Cedilla design options - Verdana style

Adam LaddAdam Ladd Posts: 159
edited November 21 in Technique and Theory
I know this has been discussed in some ways before, but I've run across another cedilla design that I wasn't as familiar with in Verdana. It's almost like a flip of the ogonek (sorry for the small image):

I'm used to seeing the more "traditional" design or one that is more like a comma, so I'm wondering how this registers to others... is it an acceptable design?

I ask in part because I'm working on a display font that is meant to be tightly spaced and stacked, so I'm trying to keep descenders as short as possible, and this approach may work better (particularly in the heaviest weights).


  • Don't know about cedilla, but the ogonek is slightly terrible :#
  • My gut feeling is also that the cedilla isn't great... the connection far to the right looks strange to me. Any native readers?
  • Native reader here. This cedilla is very bad.
  • The Scandinavian folks will probably also confirm that the connecting ring is not the preferred solution. While we're at it.
  • Adam LaddAdam Ladd Posts: 159
    Appreciate the feedback. Would this type of cedilla be helped some if the vertical stroke were angled toward the center more (like below)?

    Or is it still not a good option for native readers?
  • Native speaker here :smile: 

    ccedillla is quite common in portuguese and used in basic words like 'cabeça' (head), 'maçã' (apple), 'Terça' (tuesday) and many others. As in French, the cedilla is a diacritic, but other languages may have a different usage... as far as I understand, "ç" and /scedilla are actual letters of the Turkish alphabet. 

    My personal preference is the "little zed" shape, mostly because I'm more used to read it. But I don't know what is more usual for other languages other than portuguese. I'd design the seminal "zed" shape, for text fonts at least. But the cedilla from Verdana is ok and quite a few fonts use it (you can check here -- click on "view all")

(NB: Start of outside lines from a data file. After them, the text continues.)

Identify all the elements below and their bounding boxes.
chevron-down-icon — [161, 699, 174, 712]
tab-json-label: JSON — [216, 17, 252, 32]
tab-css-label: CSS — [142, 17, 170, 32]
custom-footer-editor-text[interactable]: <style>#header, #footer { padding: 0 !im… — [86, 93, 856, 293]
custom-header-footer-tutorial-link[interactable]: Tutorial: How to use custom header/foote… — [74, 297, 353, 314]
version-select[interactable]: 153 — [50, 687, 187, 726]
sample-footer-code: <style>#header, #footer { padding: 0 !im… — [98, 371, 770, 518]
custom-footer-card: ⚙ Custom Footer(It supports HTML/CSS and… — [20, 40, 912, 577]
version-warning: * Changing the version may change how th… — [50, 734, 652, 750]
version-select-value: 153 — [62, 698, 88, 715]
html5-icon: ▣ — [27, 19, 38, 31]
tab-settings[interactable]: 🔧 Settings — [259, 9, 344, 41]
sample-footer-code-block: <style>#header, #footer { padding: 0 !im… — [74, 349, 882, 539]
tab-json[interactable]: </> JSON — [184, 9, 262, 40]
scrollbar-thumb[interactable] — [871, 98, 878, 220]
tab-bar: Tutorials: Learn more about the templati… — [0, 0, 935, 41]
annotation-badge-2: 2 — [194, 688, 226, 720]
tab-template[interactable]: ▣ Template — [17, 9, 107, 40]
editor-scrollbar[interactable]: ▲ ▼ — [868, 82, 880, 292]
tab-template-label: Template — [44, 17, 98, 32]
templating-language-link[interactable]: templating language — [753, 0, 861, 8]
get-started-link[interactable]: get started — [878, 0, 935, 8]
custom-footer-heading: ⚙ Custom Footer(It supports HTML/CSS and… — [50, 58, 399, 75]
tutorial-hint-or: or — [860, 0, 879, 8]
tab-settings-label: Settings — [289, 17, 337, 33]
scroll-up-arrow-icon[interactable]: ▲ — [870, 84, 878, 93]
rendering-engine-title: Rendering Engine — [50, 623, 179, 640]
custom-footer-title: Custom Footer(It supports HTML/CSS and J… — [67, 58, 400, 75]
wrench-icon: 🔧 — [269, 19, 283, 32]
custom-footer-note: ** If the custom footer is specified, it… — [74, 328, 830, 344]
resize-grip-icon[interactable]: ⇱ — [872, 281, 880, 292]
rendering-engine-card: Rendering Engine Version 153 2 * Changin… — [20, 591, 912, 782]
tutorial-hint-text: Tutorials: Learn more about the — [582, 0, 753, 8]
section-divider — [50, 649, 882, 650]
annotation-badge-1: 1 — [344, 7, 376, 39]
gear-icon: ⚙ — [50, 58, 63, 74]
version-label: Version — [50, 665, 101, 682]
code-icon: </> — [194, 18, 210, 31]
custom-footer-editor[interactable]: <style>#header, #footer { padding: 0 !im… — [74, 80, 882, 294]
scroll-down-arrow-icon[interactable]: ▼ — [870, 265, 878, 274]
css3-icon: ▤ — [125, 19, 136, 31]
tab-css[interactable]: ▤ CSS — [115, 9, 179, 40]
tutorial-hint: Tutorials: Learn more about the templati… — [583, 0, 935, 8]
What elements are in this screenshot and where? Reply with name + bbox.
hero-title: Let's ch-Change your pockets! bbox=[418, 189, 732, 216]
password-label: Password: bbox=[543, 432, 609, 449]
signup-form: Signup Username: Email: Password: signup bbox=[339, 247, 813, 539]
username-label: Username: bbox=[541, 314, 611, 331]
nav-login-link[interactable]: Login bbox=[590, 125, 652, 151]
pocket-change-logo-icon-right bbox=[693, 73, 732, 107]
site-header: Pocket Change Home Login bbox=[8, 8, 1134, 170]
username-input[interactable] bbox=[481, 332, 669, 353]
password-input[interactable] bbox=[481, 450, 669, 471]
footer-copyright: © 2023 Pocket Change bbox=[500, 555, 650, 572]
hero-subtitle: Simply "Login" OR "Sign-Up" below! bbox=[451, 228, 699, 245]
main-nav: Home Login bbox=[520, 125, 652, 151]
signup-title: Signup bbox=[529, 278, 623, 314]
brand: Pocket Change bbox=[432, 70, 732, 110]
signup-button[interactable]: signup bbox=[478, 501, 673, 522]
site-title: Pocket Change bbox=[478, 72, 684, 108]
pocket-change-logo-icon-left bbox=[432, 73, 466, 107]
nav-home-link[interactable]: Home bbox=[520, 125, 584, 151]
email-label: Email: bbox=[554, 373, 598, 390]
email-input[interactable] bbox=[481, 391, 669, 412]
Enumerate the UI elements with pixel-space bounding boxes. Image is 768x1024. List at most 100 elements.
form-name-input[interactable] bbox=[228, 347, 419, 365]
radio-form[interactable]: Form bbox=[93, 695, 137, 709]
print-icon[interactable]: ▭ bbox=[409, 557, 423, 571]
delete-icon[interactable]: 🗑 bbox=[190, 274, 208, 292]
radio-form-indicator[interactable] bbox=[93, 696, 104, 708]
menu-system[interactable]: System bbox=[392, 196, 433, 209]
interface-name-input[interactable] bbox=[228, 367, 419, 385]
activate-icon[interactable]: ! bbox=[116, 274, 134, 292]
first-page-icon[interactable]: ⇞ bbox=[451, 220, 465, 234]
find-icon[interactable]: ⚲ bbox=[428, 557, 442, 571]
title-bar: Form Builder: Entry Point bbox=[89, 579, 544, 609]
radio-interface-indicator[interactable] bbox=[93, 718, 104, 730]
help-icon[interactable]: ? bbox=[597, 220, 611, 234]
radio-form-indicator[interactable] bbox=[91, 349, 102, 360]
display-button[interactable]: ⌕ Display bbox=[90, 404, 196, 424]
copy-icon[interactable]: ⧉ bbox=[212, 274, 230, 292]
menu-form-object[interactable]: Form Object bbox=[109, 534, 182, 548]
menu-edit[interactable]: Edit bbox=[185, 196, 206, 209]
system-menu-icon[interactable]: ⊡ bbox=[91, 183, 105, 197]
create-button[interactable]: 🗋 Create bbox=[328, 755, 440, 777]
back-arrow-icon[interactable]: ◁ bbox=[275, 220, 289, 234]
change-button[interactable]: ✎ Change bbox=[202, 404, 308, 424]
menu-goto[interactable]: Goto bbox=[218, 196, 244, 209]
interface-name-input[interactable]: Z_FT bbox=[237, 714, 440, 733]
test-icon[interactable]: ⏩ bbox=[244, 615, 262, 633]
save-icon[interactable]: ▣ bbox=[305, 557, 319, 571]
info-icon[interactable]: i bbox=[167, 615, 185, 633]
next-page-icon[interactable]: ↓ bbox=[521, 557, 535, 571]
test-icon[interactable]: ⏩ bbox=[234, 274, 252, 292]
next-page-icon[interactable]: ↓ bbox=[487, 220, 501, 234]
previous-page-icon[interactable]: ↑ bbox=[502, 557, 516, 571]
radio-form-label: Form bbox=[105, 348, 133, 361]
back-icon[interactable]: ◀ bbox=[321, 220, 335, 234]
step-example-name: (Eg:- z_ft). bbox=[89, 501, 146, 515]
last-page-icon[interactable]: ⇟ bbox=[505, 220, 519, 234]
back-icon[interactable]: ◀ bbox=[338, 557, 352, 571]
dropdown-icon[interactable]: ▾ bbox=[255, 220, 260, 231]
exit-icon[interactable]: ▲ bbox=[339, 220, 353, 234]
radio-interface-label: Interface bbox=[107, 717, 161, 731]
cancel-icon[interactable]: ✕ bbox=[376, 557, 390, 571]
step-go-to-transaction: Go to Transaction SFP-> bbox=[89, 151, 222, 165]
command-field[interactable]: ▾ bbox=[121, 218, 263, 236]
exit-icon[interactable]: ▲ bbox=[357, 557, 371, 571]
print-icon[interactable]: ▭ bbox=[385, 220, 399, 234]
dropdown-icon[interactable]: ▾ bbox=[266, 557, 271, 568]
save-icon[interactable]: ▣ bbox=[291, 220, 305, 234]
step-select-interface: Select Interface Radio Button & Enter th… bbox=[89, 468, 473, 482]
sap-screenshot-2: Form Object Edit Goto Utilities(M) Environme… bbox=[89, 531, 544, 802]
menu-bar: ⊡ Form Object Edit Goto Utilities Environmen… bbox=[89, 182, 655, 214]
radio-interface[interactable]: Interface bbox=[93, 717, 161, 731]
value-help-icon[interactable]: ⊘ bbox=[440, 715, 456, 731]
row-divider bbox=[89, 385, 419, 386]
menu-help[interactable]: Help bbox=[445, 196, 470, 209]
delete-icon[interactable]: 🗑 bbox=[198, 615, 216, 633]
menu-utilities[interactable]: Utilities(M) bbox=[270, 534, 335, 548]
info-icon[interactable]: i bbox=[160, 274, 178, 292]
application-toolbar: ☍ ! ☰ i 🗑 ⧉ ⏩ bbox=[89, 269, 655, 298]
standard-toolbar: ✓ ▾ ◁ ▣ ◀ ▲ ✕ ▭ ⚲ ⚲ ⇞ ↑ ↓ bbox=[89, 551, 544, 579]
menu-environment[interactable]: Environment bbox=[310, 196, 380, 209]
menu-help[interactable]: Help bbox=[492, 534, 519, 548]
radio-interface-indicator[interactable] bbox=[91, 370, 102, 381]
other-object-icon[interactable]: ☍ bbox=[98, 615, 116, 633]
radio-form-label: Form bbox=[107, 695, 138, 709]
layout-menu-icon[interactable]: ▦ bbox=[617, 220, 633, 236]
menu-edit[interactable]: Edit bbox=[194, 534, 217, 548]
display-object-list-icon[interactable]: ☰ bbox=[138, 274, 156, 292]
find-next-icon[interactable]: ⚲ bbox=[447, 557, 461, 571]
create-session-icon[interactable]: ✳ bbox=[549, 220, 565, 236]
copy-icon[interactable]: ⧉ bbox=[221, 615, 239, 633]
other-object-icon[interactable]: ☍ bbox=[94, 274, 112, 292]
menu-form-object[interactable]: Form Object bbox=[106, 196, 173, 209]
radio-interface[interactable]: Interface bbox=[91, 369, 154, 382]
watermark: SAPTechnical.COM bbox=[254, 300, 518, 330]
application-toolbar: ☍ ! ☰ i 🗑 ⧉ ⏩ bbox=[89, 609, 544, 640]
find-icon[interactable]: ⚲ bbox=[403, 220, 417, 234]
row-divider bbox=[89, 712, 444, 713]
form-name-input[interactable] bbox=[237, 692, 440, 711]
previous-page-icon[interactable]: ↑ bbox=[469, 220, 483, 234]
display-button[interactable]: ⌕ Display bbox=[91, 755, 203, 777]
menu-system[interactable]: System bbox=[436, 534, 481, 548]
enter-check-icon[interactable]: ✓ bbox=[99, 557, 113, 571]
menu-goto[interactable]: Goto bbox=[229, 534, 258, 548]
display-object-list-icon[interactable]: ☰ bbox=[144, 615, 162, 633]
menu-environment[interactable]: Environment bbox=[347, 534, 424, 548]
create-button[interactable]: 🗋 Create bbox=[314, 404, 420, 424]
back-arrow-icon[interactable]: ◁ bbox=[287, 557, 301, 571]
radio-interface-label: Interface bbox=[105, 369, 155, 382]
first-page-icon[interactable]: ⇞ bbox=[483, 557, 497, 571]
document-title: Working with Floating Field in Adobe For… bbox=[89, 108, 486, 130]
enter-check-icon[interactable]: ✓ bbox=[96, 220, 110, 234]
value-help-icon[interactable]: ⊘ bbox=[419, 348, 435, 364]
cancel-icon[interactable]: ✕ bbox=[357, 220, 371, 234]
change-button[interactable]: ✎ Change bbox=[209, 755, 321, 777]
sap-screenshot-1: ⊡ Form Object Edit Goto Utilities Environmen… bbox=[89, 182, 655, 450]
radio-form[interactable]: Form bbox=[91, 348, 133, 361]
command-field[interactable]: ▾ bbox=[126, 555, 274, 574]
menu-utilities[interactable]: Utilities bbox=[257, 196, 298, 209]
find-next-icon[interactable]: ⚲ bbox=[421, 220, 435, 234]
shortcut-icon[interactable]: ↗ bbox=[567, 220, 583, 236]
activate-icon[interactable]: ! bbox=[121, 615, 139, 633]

    The problem with Verdana is the position of the cedilla, which is unbalanced, pretty much like the ogonek is. The last image you sent feels much better.
  • Adam LaddAdam Ladd Posts: 159
    edited November 22
    Very helpful feedback, as well as the link, thank you @Rafael Saraiva

    A quick look at the first few fonts listed on that site shows already some that use this style (with the vertical stroke angled)—Bitstream Vera Sans and Calibri...

    I would lean towards the more traditional design for a text face as well, but figured there may be a little more liberty with display fonts.